A Critique of Network Design

With the advent of datacenter-level computation, networks have become key. In datacenter networks, the concerns of network engineers still primarily lie at layers 1–3. Occasionally, layer 4–6 will be inspected upon transforming packets, or making routing decisions. I’ll leave layer 1 out of this, as it’s well isolated, and well modeled at this point as asynchronous serial links. There seems to be a contention at layer 2 & layer 3 — where network builders are largely moving away from layer 3 on the fabric, as seen in draft-lapukhov-bgp-routing-large-dc. Yet, there is a massive contingent still looking to build layer 2 networks, or layer 2 overlays atop these layer 3 fabrics with technologies like VXLan. With the new ubiquity of layer 3 forwarding elements, and their reduced cost, building layer 3 topologies has now become possible. Here, I’ll dive into why these two camps, and what we can do to enable networking to move forward.


What do layer 2 only network designs look like?

Layer 2 network designs have been well-studied, and are ubiquitous throughout datacenters at this point. As layer 2 is switched, and relies upon flooding for learning the location of actors throughout the network, the network must be reduced minimum spanning tree, without sender-based optimization. This was typically implemented using spanning tree protocol, which has had many extensions to enable for further scalability, and faster convergence times. Because the network had to be reduced to a tree, the network is largely limited to vertical scalability, leading to fat-tree topologies. Layer 2 addresses are tied with layer 3 IPv4 IPs via a protocol called ARP. This lead to very effective host mobility protocols based upon gratuitous arps, allowing all network devices to learn the new IP to MAC bidirectional association. Technologies like TRILL have been proposed to enable further scaling of layer 2 networks, but they aren’t widely implemented, and are still considered immature. Many vendors have proposed proprietary technologies to build large layer 2 networks without the use of STP, and enable horizontal scalability, but interoperability of these protocols between vendors is highly limited. Security is typically implemented by mapping security zones to VLANs, and then at the layer 3 gateway, using ACLs or a stateful firewall for filters.

What do layer 3 only network designs look like?

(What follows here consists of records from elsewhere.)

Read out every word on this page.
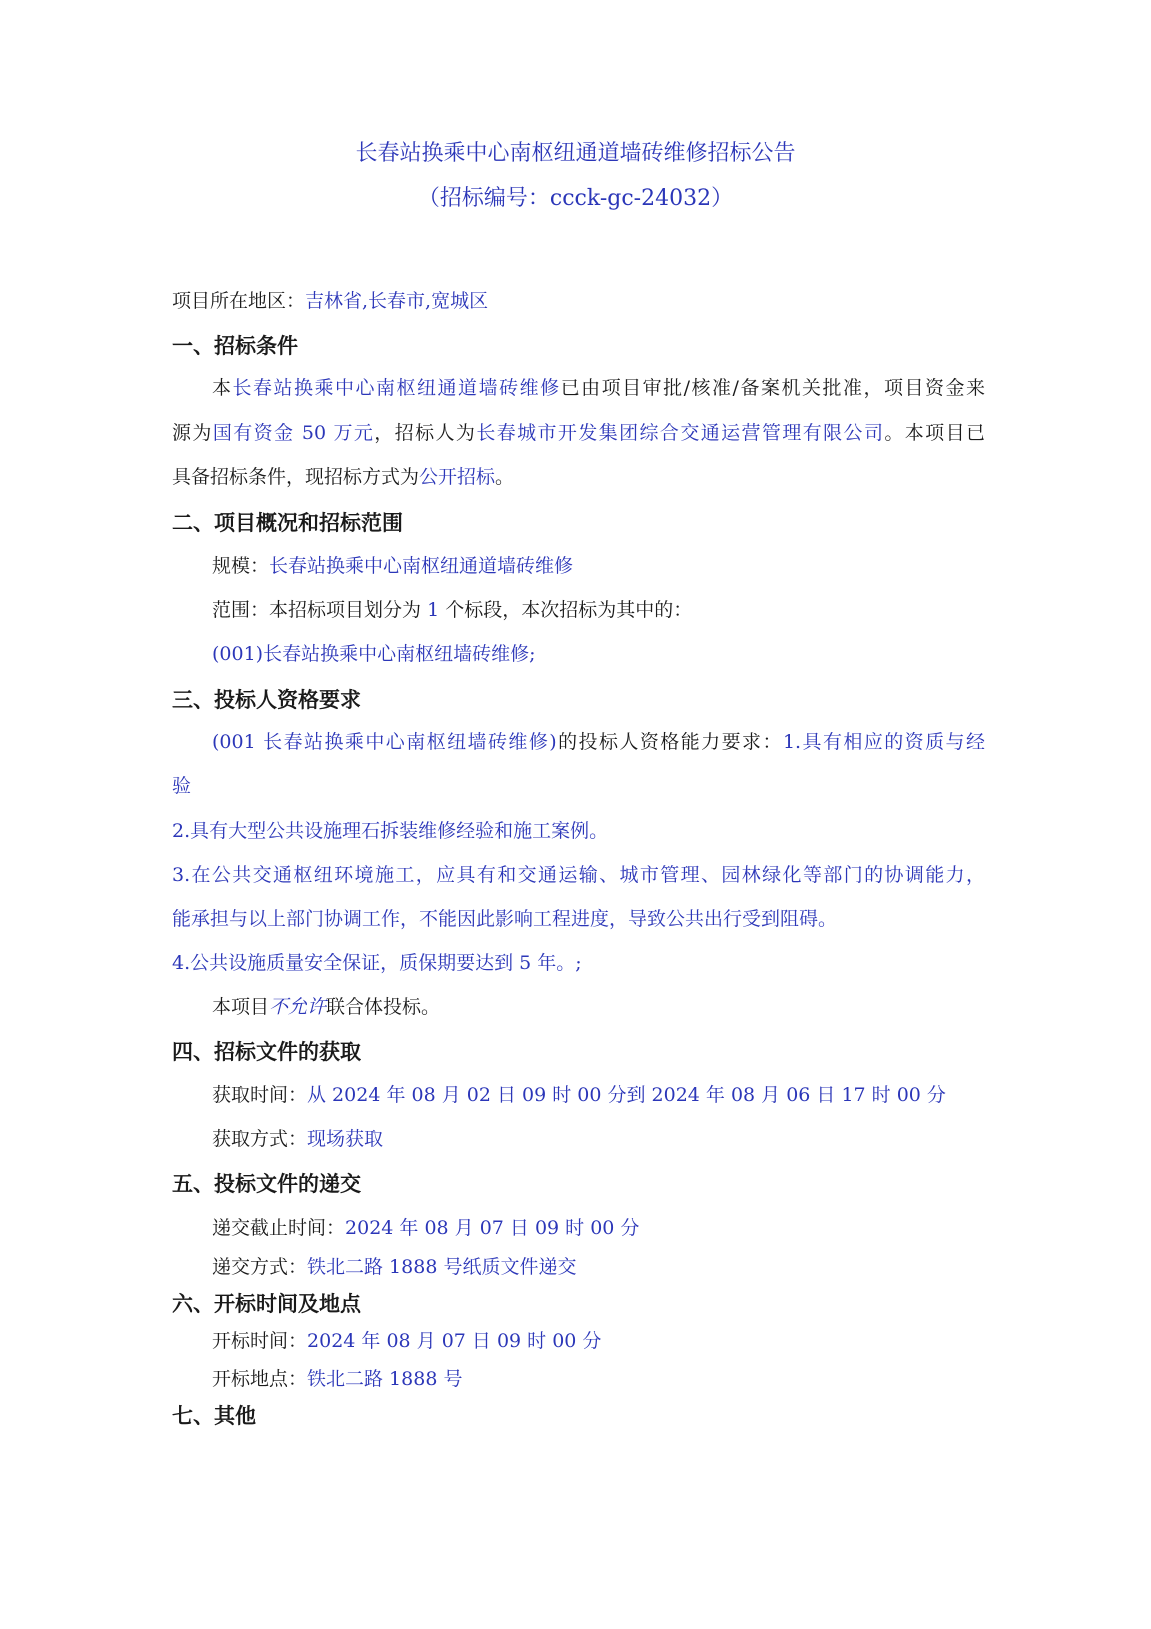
长春站换乘中心南枢纽通道墙砖维修招标公告
（招标编号：ccck-gc-24032）
项目所在地区：吉林省,长春市,宽城区
一、招标条件
本长春站换乘中心南枢纽通道墙砖维修已由项目审批/核准/备案机关批准，项目资金来
源为国有资金 50 万元，招标人为长春城市开发集团综合交通运营管理有限公司。本项目已
具备招标条件，现招标方式为公开招标。
二、项目概况和招标范围
规模：长春站换乘中心南枢纽通道墙砖维修
范围：本招标项目划分为 1 个标段，本次招标为其中的：
(001)长春站换乘中心南枢纽墙砖维修;
三、投标人资格要求
(001 长春站换乘中心南枢纽墙砖维修)的投标人资格能力要求：1.具有相应的资质与经
验
2.具有大型公共设施理石拆装维修经验和施工案例。
3.在公共交通枢纽环境施工，应具有和交通运输、城市管理、园林绿化等部门的协调能力，
能承担与以上部门协调工作，不能因此影响工程进度，导致公共出行受到阻碍。
4.公共设施质量安全保证，质保期要达到 5 年。;
本项目不允许联合体投标。
四、招标文件的获取
获取时间：从 2024 年 08 月 02 日 09 时 00 分到 2024 年 08 月 06 日 17 时 00 分
获取方式：现场获取
五、投标文件的递交
递交截止时间：2024 年 08 月 07 日 09 时 00 分
递交方式：铁北二路 1888 号纸质文件递交
六、开标时间及地点
开标时间：2024 年 08 月 07 日 09 时 00 分
开标地点：铁北二路 1888 号
七、其他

Layer 3 network designs typically take advantage of dynamic routing protocols like BGP, or OSPF in order to determine the location of a endpoint. They then use some combination of protocol timers, BFD, and link-state detection in order to trigger reconvergence of the routing state. Also, they take advantage of load balancing technologies like ECMP, to spread the load across multiple paths, enabling horizontal scalability, therefore making Clos topologies ubiquitous. These topologies are typically 3, or 5 stage tall, and they allow for single-element designs.


What’s wrong with Layer 2 networks?

Although layer 2 networks are well-understood, they’re highly-limited in their capability. Many operators have experienced failures that consume an entire broadcast domain, and those sitting adjacent to it (http://queue.acm.org/detail.cfm?id=2655736). In addition, horizontally scaling a network utilizing STP is very difficult, as adding links will only result in them being blocked, as opposed to being able to balance across them. Spanning tree also results in the path between two hosts potentially being non-optimal. Although, vendors are developing technologies like M-LAG, they are still vulnerable to control plane faults resulting in non-availability of the path. Layer 3 gateways that sit upon layer 2 networks also need to implement a mechanism for maintain availability, like VRRP. This requires both gateways to be able to heartbeat one another, and coordination for perfect network utilization. This is typically implemented through highly-redundant links between the two actors, that are idle, except during the failure scenario. The cost of these additional east-west links can quickly run out of control. Lastly, the control plane of each element in the network must have an up-to-date view of every active host in every active VLAN, which presents difficulties around scaling large datacenter topologies with tens of thousands of endpoints.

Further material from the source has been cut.